The FTSE ST REIT Index fell 6.9% in March before rebounding only marginally by 1.9% in the second quarter of 2026, according to UOB Kay Hian. Since the start of the year, the sector has declined 6.1% while the Straits Times Index rose 11%, DBS said. S-REITs managed a 0.4% gain in June, underperforming the STI's 2.6% monthly rise.

DBS said S-REIT valuations are currently at around 0.9 times price-to-book with a forward yield of 6.2%, representing a spread of 4.2 percentage points. It described this as close to one standard deviation below the sector's long-term average.

UOB Kay Hian maintained an Overweight rating on the sector across all subsegments, with analyst Jonathan Koh citing the collapse in energy prices as a key factor moderating inflation expectations. WTI crude oil prices have fallen 39% to $88.85 (US$68.78) per barrel following the reopening of the Strait of Hormuz after the US and Iran signed a memorandum of understanding on June 17. Jet fuel prices have dropped 51% to $147.01 (US$113.80) per barrel over the same period.

New Fed chair Kevin Warsh said at the European Central Bank's annual forum in Sintra, Portugal on July 1 that "inflation risks have come down," whilst reiterating the Fed's commitment to price stability. US core PCE inflation stood at 3.4% year-on-year in May 2026, UOB Kay Hian noted.

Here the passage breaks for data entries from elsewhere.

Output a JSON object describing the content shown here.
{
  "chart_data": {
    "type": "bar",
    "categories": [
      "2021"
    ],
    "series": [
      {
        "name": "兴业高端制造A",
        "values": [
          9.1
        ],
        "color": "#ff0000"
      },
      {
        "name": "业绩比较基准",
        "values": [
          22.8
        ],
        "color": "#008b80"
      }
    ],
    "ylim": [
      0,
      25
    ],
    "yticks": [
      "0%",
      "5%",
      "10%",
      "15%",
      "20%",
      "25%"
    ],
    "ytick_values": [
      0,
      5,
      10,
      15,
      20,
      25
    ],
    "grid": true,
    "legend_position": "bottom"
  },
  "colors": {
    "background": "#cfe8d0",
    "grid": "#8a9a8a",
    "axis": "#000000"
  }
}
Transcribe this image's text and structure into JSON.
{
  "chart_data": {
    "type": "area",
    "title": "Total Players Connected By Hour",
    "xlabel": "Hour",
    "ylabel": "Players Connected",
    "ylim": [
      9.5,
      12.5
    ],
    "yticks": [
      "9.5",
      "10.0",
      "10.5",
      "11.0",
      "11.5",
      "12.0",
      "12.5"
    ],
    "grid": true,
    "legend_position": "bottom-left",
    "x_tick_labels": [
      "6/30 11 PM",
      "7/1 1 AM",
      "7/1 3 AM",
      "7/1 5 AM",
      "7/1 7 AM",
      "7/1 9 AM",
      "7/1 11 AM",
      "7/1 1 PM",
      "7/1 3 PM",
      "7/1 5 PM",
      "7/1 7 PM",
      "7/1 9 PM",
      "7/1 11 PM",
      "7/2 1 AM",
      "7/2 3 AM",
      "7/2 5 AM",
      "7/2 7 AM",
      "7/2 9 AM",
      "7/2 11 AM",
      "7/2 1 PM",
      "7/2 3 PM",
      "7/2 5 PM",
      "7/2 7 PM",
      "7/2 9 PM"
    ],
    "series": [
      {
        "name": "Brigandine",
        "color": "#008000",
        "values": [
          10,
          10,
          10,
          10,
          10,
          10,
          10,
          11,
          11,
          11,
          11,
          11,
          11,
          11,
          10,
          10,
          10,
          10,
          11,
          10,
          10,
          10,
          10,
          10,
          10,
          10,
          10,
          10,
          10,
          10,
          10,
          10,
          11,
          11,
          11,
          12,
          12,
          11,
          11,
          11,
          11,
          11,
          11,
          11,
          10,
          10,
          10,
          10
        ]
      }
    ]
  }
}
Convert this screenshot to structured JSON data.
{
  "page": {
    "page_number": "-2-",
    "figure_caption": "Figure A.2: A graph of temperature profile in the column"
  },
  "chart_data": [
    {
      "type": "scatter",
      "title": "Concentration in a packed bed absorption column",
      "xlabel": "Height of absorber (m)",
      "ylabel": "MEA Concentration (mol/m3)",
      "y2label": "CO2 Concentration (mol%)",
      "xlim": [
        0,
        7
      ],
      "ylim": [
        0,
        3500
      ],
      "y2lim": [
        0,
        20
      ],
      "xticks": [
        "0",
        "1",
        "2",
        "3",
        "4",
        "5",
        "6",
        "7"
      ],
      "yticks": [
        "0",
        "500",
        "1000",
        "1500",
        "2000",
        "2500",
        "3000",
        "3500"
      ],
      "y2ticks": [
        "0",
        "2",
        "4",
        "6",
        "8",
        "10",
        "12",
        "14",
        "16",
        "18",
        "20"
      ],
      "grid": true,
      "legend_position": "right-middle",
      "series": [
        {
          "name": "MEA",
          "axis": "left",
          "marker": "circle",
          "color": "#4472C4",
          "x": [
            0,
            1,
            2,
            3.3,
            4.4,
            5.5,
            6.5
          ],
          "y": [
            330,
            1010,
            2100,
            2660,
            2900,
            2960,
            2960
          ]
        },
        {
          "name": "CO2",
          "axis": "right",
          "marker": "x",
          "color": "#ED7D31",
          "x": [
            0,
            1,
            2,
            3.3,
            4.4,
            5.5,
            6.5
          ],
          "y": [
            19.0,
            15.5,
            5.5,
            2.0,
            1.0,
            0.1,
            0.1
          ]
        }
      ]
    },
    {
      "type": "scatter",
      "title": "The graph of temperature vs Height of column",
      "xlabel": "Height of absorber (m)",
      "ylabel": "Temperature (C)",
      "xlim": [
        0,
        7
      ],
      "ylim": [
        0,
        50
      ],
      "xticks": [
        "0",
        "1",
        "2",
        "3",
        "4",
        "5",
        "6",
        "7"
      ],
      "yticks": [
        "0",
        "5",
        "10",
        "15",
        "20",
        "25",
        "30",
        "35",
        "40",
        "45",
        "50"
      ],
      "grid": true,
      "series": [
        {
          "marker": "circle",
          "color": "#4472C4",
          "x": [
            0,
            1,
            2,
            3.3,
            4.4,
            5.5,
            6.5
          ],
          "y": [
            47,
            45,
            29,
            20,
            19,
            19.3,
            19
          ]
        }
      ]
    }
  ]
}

DBS said the Singapore 10-year government bond yield has remained anchored at around 2.04%. The 3-month compounded SORA stood at 1.08% in June, which DBS described as substantially below the S-REIT sector's average borrowing cost of above 3%. This preserves scope for further debt repricing benefits as legacy borrowings mature and are refinanced, the house said.

The upcoming first-half 2026 results season is seen as a key near-term driver for the sector. DBS said investors are expected to closely examine distribution per unit trajectories as earnings are reported, with operating metrics described as stable. It added that healthcare and retail subsectors outperformed on a relative basis in June, gaining 1.0% and 0.8% respectively.

Both houses flagged an economic downturn caused by uncertainties from a prolonged Middle East conflict and elevated energy prices as the key risk to the sector outlook.